There have been concerns that trillions of dollars of upcoming commercial property debt maturities could inflict heavy losses that could weigh on investors and lenders across the property market and even cause systemic issues in the banking sector. The MBA says that roughly $2.3 trillion of commercial property loans are set to come due by the end of 2027, roughly half the $4.7 trillion of total outstanding debt in the sector.

The continued practice of pushing off maturities could ultimately spread that mountain of expiring mortgages out over a longer period of time and reduce the damage, experts say.

Federal regulators, including the Treasury Department, encouraged workouts in a policy statement last year that stated: “examiners will not criticize a financial institution for engaging in loan workout arrangements,” so long as they were done prudently.

“There is going to be some distress,” Alan Todd, the head of CMBS strategy at Bank of America said. “But I think the level, the amount of distress and the losses that one might infer, is wildly overstated.”

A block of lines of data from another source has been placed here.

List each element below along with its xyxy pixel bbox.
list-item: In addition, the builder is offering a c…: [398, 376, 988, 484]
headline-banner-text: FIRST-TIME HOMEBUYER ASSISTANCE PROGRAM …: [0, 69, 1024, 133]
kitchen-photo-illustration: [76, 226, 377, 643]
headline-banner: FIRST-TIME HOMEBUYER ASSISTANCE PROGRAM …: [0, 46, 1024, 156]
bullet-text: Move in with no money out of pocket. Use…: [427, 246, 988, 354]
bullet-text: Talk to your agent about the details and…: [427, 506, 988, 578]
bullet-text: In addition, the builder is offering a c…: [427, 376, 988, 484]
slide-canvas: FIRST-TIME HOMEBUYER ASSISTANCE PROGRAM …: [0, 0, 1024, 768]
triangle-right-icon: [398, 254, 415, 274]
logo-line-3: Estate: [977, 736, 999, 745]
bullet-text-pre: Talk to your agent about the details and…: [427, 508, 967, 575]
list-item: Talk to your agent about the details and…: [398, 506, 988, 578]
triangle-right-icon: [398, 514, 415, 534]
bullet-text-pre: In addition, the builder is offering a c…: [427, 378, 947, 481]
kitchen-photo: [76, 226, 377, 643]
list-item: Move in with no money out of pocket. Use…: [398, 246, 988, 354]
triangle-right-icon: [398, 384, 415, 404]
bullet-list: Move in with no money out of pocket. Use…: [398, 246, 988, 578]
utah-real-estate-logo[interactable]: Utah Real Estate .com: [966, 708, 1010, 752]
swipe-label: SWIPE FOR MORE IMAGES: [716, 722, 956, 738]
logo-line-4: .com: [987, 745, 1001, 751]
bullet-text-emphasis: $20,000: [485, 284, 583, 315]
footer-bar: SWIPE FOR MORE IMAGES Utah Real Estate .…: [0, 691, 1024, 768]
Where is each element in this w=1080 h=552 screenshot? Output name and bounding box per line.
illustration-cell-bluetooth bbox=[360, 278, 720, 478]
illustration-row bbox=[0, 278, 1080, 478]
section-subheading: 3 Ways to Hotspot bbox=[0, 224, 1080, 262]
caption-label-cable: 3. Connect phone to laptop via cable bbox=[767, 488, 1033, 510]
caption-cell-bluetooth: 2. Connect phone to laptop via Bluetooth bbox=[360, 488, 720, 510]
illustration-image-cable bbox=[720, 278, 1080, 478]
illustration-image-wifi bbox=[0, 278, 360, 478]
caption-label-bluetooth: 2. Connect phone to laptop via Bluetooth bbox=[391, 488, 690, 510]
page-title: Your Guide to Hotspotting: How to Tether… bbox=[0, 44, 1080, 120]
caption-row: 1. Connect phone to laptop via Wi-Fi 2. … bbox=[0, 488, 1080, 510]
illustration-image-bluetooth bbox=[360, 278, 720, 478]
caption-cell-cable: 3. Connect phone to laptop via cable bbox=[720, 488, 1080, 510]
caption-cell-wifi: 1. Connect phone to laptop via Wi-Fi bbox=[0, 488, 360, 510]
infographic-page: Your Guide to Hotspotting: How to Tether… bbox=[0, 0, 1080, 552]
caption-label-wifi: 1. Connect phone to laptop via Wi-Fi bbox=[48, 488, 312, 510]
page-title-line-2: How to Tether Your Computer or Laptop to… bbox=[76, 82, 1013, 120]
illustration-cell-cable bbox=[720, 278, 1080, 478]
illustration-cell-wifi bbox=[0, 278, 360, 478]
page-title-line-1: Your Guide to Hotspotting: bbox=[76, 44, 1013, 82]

Reticent lenders may drive a hard bargain 

The effort to extend the due dates for property debts anticipates that, over time, interest rates will fall and property prices will rise.

“Nobody thinks we’re in a 7.5% to 9% rate zone for a long term, otherwise the whole assessment would change,” said David Blumberg, a managing director at 601W Companies.


Aon Center

The Aon Center in Chicago.

Raymond Boyd/Getty Images



601W reached a deal last year to extend its more than $500 million securitized mortgage at Aon Center, an 83-story office tower it owns in Chicago, for three years. Blumberg said the firm committed $40 million of cash to lease the property and anticipates a recovery of the office and financing markets in the coming years that will allow it to eventually refinance with fresh debt.

Some borrowers, however, may not share that optimism, and some lenders may be wary to put off tough decisions in a deteriorating market. Although the Federal Reserve is expected to make three rate cuts in 2024, its policy moves are notoriously difficult to forecast and interest rates could ultimately remain higher than investors and lenders hope, resulting in property distress for years to come.

Robert Ivanhoe, an attorney at Greenberg Traurig who oversees its real estate practice, said that he is currently representing a hedge fund in its purchase of a package of 10 commercial property loans from a bank at a roughly 20% discount. The deal is part of a growing number of sales by some lenders to cut down their exposure to commercial real estate.

Last year, Ivanhoe worked on a deal to hold off default on $1.3 billion of CMBS debt for Workspace Property Trust, an owner of suburban office assets. Although a two-year extension was eventually arranged, Ivanhoe said the process was fraught.

“These negotiations are very challenging, believe me,” Ivanhoe said. “It was hammer and tongs among the various parties in the capital structure and a total game of chicken right up to the maturity date.”